In 2005, Greg Abbott said that, “When the activities of even one person would undermine the electoral process, we will hold that person accountable.”

It is time for Greg Abbott to be the one held accountable.

Last week, the Dallas Morning News released a thorough investigative report that found that:

  1. Greg Abbott's office destroyed evidence of possible GOP voter suppression
     
  2. The evidence was collected during an overzealous and unnecessary gun raid, carried out by Abbott's office, of a Houston-based, nonprofit voter registration group 
     
  3. When pressed about potential selective targeting, Abbott's office said they do not "compile or keep statistics" about whether voter fraud cases referred to Abbott's office are investigated and ever determined to be instances of voter fraud

This is blatant abuse of power by Abbott. No wonder he's ducking the public every chance he gets.

Following up with the DMN story, all 12 Texas Democratic Congressional members requested the U.S. Department of Justice to investigate Abbott's actions.

The lengthy DMN piece requires full reading: "Abbott’s Houston raid didn’t end with arrests, but shut down voter drive." It ends with a damning account of Abbott's decision to destroy evidence of possible GOP voter suppression:

When Haver was interviewed by Abbott’s office in late 2010, her attorney asked if Haver could get some folders returned to her. They’d been taken in the Houston raid and contained research Haver had done on possible irregularities in how GOP officials in Harris County were handling voter registration.
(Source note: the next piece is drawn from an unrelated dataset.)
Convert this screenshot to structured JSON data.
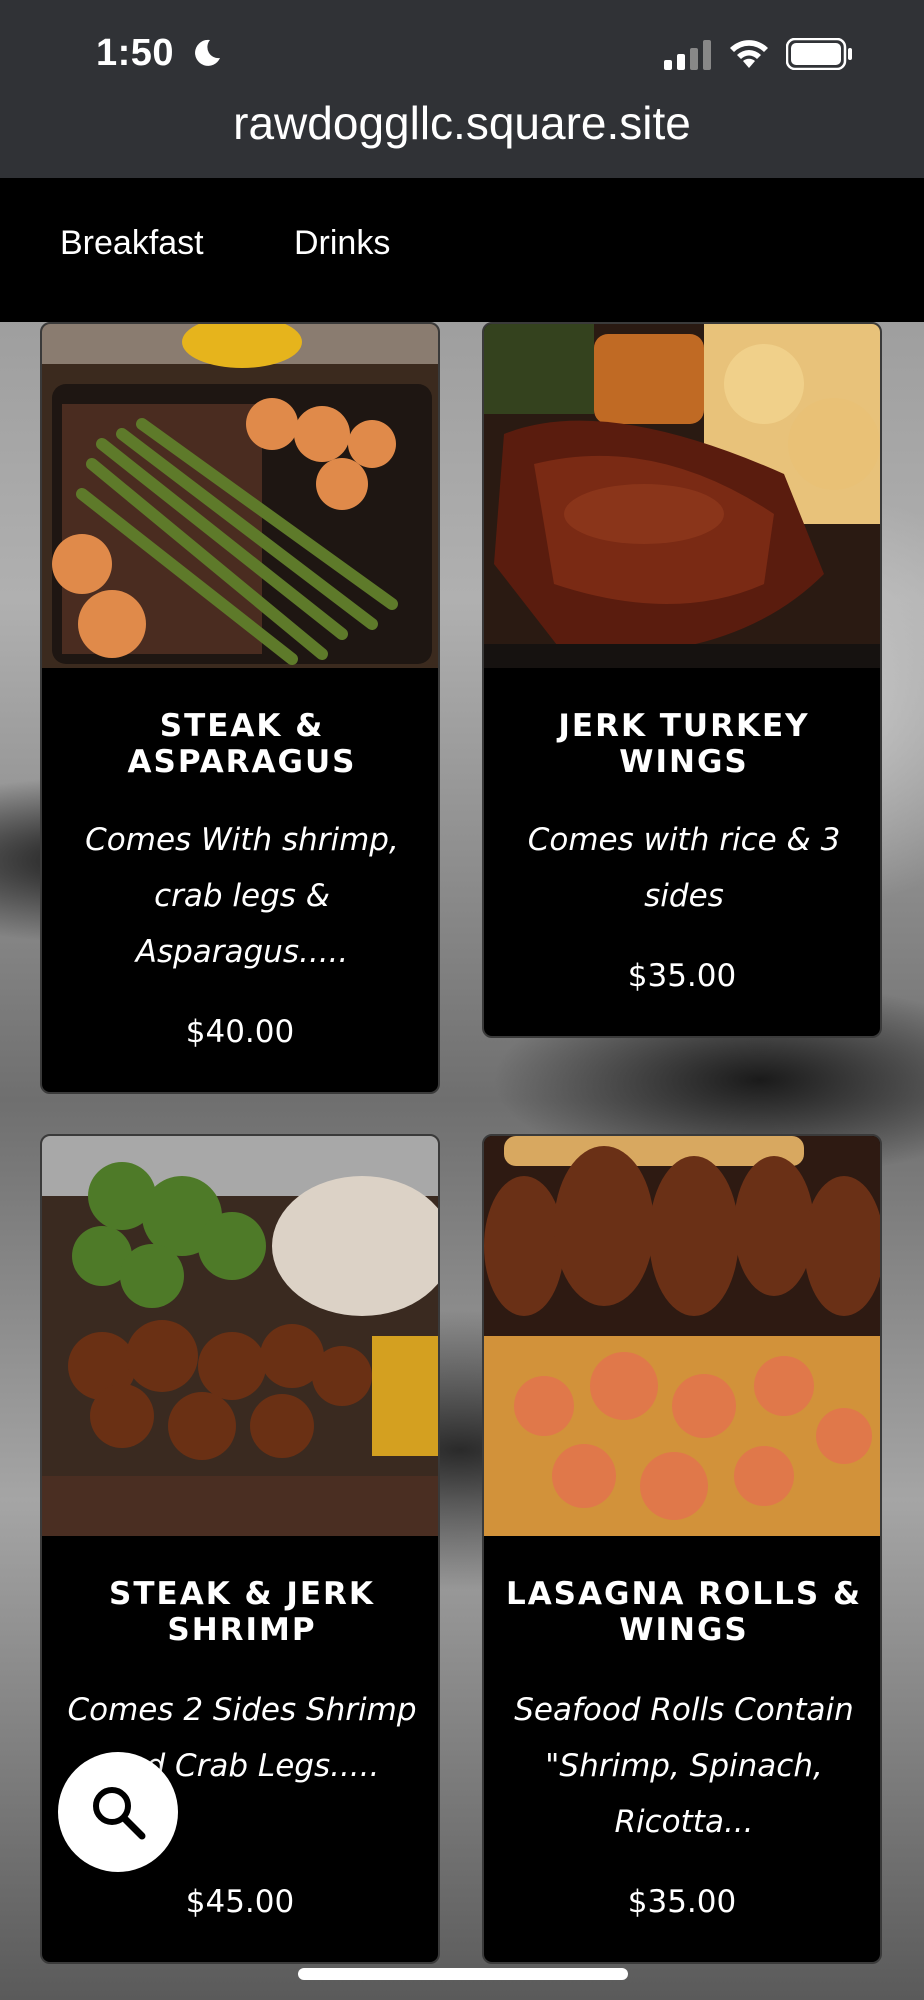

Haver told the attorney general’s office that the research had no relationship to the Houston Votes investigation.

“We kept following up, and they kept giving us the runaround about getting it returned,” she said recently.

In late 2013, Abbott’s office asked judges in Harris and Travis counties for permission to destroy the records seized in the two raids. The request said records contained the names of people who were not suspects, partial Social Security numbers and forged voter registration applications.

When the attorney general’s office received a green light from judges, Haver’s research, which did not contain personal identifying information, was among the materials destroyed.